Posted: Friday, Feb. 27, 4:35 p.m. — The Student Association run-off will go along as planned next week, after a ballot box found Friday morning could have changed election results.
Joint Election Committee members found the box, which contained 66 ballots from the Mount Vernon Campus, after they announced the election’s outcome at 8:35 a.m. JEC members added the extra ballots to the vote totals Friday afternoon.
JEC Chair John Plack announced at about 4 p.m. that the extra ballots would not alter previously announced results.
“It’s a good feeling (that all results are announced),” Plack said.
Presidential candidates Lee Roupas and Omar Woodard, and executive vice presidential candidates Ed Buckley and Anyah Dembling will compete in the run-off Wednesday and Thursday.
Students can vote from 9 a.m. to 9 p.m. in the Marvin Center ground floor computer lab, the Mount Vernon Campus Pub, the Law School and Funger, Monroe, Ross and Thurston halls.
The candidates with a majority of votes will become the new SA president and executive vice president. Results will be announced some time after polls close Thursday night.
Woodard received 1,106 votes, Roupas received 687 and presidential candidate Isaiah Pickens received 675 votes, according to a copy of election results. Roupas beat Pickens by a slim majority of 12 votes.
Roupas and Woodard both said they would be campaigning next week and spreading their platform ideas to students.
At about 1:30 p.m. Friday, Pickens said he was nervous, but his staffers campaigned heavily on Mount Vernon. Pickens was not present when the JEC announced the final tallies.
“I’m not going to let my ideas just die because I lose a race,” Pickens said prior to the announcement.

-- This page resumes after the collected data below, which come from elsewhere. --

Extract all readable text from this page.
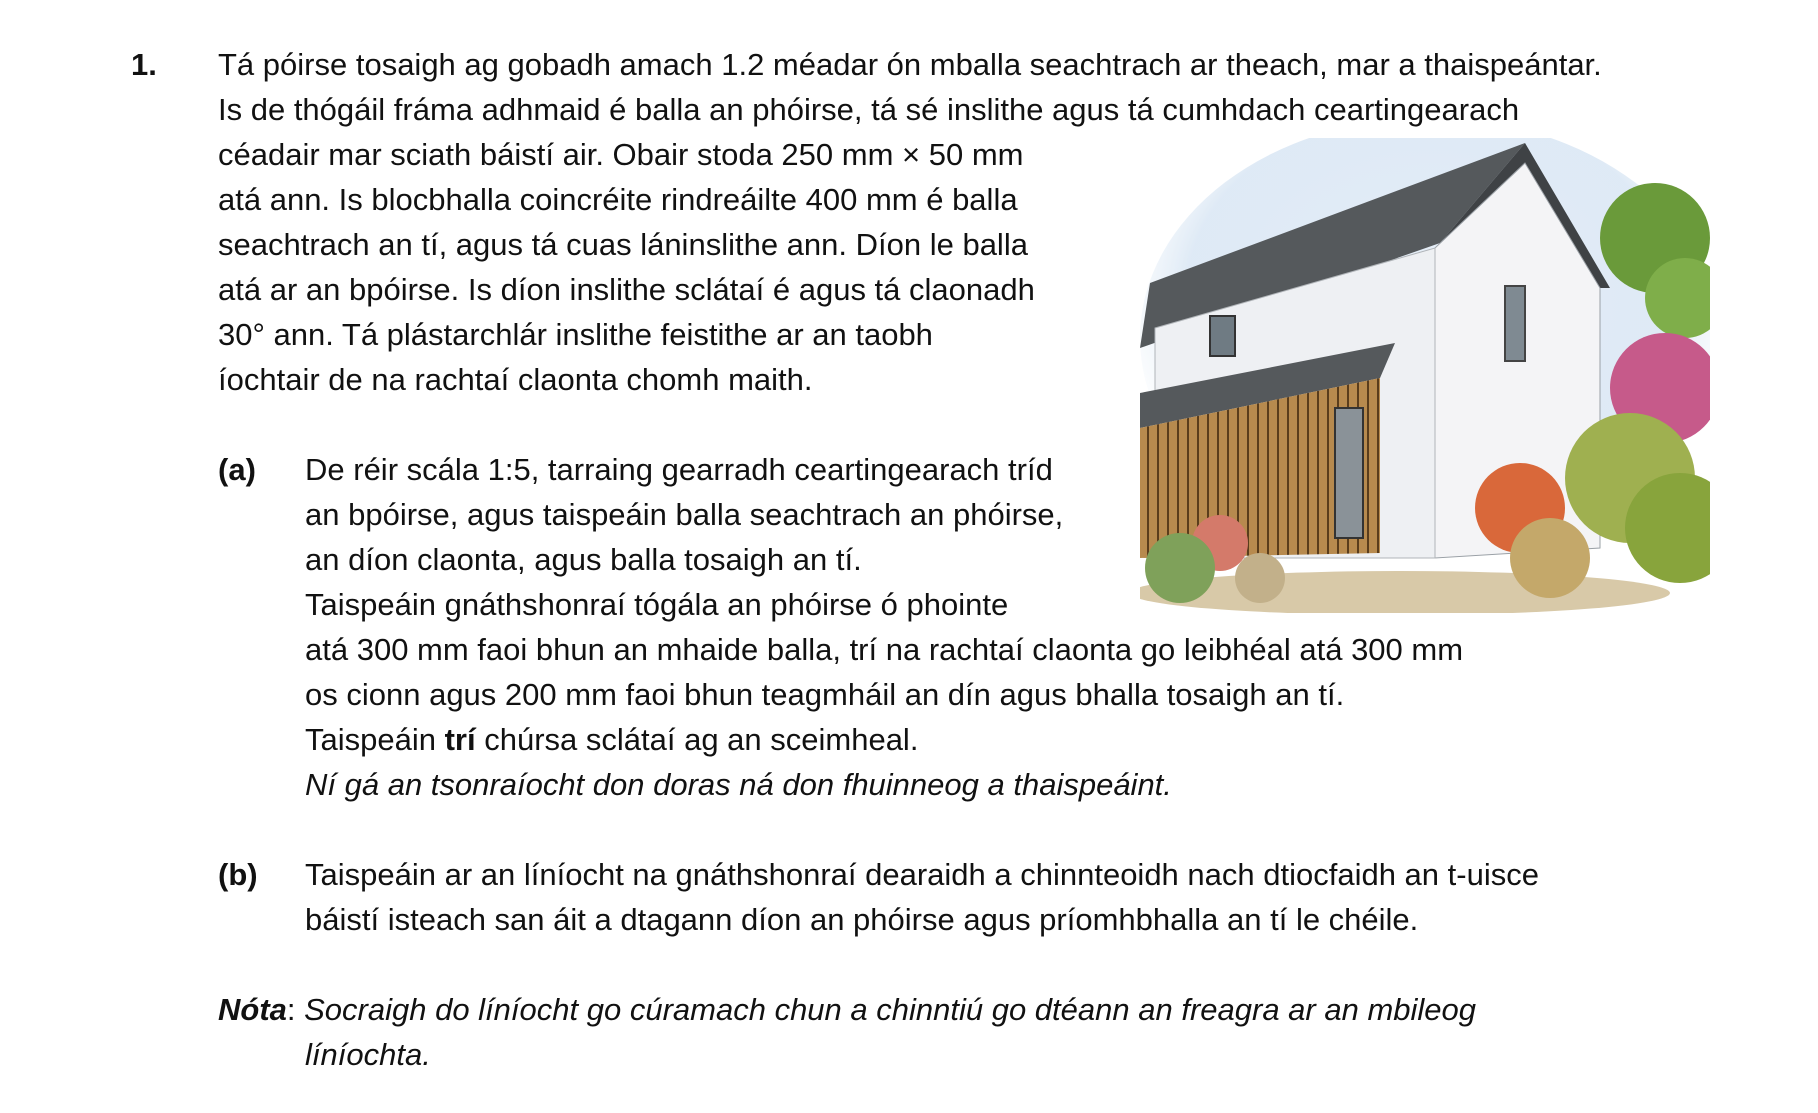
1. Tá póirse tosaigh ag gobadh amach 1.2 méadar ón mballa seachtrach ar theach, mar a thaispeántar.
Is de thógáil fráma adhmaid é balla an phóirse, tá sé inslithe agus tá cumhdach ceartingearach
céadair mar sciath báistí air. Obair stoda 250 mm × 50 mm
atá ann. Is blocbhalla coincréite rindreáilte 400 mm é balla
seachtrach an tí, agus tá cuas láninslithe ann. Díon le balla
atá ar an bpóirse. Is díon inslithe sclátaí é agus tá claonadh
30° ann. Tá plástarchlár inslithe feistithe ar an taobh
íochtair de na rachtaí claonta chomh maith.
(a) De réir scála 1:5, tarraing gearradh ceartingearach tríd
an bpóirse, agus taispeáin balla seachtrach an phóirse,
an díon claonta, agus balla tosaigh an tí.
Taispeáin gnáthshonraí tógála an phóirse ó phointe
atá 300 mm faoi bhun an mhaide balla, trí na rachtaí claonta go leibhéal atá 300 mm
os cionn agus 200 mm faoi bhun teagmháil an dín agus bhalla tosaigh an tí.
Taispeáin trí chúrsa sclátaí ag an sceimheal.
Ní gá an tsonraíocht don doras ná don fhuinneog a thaispeáint.
(b) Taispeáin ar an líníocht na gnáthshonraí dearaidh a chinnteoidh nach dtiocfaidh an t-uisce
báistí isteach san áit a dtagann díon an phóirse agus príomhbhalla an tí le chéile.
Nóta: Socraigh do líníocht go cúramach chun a chinntiú go dtéann an freagra ar an mbileog
líníochta.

Dembling received about 35 percent of the EVP votes, Buckley about 31 percent, candidate Asher Corson 23 percent and candidate Anthony Moniello 11 percent.
Presidential and executive vice presidential candidates needed 40 percent of votes to win outright, which no candidates received.
The JEC also announced the undergraduate Columbian College of Arts and Sciences senators Friday afternoon, which they could not do in the morning because of study abroad student votes.
Students Hilary Golston, Morgan Corr, Tim Saccoccio, Ben Traverse and John Van Name will serve as CCAS senators. Josh Lasky and Craig Newman each got 408 votes. The SA Senate will decide which of the two senators will hold office.